Estas são questões importantes e legítimas que os analistas do discurso deveriam ser
capazes de responder. A resposta de Norval é sublinhar o estatuto exemplar do caso sul-
africano para uma exploração de divisões e identificações raciais e étnicas, que tem
afinidades claras com o que Harry Eckstein (1975: 127) chama de “estudos de caso cruciais”

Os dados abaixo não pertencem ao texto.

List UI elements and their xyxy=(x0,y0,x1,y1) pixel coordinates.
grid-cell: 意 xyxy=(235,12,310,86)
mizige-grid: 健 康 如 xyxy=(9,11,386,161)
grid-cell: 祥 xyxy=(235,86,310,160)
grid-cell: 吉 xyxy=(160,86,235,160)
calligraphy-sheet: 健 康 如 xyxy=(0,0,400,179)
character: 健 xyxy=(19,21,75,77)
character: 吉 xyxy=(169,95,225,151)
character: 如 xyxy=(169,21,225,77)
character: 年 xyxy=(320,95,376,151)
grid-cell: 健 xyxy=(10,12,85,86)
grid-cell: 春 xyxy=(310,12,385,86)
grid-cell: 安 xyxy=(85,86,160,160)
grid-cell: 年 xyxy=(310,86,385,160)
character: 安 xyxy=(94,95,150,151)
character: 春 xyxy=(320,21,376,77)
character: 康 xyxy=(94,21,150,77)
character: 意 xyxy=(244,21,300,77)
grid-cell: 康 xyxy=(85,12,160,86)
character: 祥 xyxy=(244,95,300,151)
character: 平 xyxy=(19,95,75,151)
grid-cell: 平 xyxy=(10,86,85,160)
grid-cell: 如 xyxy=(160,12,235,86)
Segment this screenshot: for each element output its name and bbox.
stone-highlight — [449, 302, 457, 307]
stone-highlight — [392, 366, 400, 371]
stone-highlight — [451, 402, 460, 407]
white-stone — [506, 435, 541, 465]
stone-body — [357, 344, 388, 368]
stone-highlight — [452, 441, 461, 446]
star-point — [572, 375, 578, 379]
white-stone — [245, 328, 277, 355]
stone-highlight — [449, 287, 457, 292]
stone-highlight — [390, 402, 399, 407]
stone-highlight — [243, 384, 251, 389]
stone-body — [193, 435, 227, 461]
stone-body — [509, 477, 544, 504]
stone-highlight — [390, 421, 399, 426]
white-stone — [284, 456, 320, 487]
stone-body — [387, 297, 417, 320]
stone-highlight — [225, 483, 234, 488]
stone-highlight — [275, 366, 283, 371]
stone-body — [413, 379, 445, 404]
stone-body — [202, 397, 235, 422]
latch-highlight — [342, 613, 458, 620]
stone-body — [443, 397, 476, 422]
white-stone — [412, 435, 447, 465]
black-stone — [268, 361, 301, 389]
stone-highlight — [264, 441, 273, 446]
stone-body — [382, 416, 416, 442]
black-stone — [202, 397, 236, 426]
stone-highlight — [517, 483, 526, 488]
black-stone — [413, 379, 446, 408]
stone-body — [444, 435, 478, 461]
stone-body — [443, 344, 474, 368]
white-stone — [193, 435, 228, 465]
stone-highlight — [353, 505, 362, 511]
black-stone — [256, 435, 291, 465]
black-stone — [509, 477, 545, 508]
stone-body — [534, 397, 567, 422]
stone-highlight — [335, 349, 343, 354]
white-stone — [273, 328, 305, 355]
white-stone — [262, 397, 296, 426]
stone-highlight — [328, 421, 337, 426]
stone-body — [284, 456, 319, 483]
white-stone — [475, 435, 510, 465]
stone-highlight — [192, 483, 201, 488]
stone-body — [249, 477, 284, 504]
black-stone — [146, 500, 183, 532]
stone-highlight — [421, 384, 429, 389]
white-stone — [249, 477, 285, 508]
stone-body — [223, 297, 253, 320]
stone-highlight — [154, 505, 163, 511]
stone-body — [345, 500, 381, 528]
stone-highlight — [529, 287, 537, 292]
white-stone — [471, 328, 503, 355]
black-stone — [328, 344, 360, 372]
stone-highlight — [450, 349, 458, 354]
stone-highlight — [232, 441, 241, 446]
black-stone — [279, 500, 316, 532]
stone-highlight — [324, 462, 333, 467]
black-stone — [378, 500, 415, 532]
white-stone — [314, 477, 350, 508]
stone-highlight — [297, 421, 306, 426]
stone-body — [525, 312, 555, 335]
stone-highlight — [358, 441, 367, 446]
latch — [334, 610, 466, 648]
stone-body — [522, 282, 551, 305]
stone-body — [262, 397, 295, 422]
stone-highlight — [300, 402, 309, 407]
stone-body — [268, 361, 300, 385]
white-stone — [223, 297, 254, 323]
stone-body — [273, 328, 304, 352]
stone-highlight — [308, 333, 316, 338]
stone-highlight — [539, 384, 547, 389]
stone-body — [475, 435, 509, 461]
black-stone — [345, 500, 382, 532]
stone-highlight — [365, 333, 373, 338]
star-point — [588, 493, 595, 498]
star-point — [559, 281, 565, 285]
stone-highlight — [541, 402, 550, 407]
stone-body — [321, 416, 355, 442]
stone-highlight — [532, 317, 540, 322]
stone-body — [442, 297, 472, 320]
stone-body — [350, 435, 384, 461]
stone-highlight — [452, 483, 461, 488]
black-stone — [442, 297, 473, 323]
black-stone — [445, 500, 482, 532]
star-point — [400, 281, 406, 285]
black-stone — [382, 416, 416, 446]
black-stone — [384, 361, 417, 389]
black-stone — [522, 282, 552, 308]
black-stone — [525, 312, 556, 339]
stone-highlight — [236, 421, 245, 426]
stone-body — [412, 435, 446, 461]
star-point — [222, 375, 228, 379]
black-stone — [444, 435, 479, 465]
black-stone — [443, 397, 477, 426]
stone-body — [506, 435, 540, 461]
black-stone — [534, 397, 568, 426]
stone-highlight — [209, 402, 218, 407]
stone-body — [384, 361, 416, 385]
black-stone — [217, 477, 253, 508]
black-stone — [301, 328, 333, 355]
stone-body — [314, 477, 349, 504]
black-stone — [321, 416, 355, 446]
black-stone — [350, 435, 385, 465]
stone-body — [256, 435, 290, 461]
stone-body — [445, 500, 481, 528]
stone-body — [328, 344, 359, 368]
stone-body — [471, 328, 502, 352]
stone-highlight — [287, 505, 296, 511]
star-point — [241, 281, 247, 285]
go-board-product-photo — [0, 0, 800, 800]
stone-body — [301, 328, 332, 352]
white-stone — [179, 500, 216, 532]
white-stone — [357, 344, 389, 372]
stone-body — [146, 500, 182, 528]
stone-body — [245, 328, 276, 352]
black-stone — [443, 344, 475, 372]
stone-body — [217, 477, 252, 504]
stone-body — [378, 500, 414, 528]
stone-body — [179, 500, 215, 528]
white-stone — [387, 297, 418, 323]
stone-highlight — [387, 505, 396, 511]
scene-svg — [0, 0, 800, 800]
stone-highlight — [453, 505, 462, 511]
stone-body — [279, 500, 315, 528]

que podem por vezes “ marcar um nocaute limpo sobre uma teoria'. Na verdade, muitos
teóricos do discurso selecionam casos exemplares ou cruciais precisamente para que possam
explorar lógicas mais gerais de formação de identidade e prática hegemónica (ver Campbell
1998: ix-xi). Além disso, as lógicas e descrições que são “descobertas” em cada caso
particular podem ser “testadas” em diferentes contextos. Isto leva, claro, a questões sobre o
método comparativo (ver Landman 2000). Os teóricos do discurso podem fazer uso do
método comparativo? Embora acredite que a resposta seja um claro “sim”, há duas
advertências que precisam de ser acrescentadas a este respeito. Para começar, os casos a
serem comparados devem inicialmente ser descritos, analisados e interpretados em seus
próprios termos, como instâncias singulares com especificidade própria e única. Em segundo
lugar, o ponto de comparação é aprofundar a nossa compreensão e explicação de diferentes
lógicas de formação de identidade e práticas hegemónicas em diferentes conjunturas
históricas, e não construir leis de comportamento social e político geralmente aplicáveis.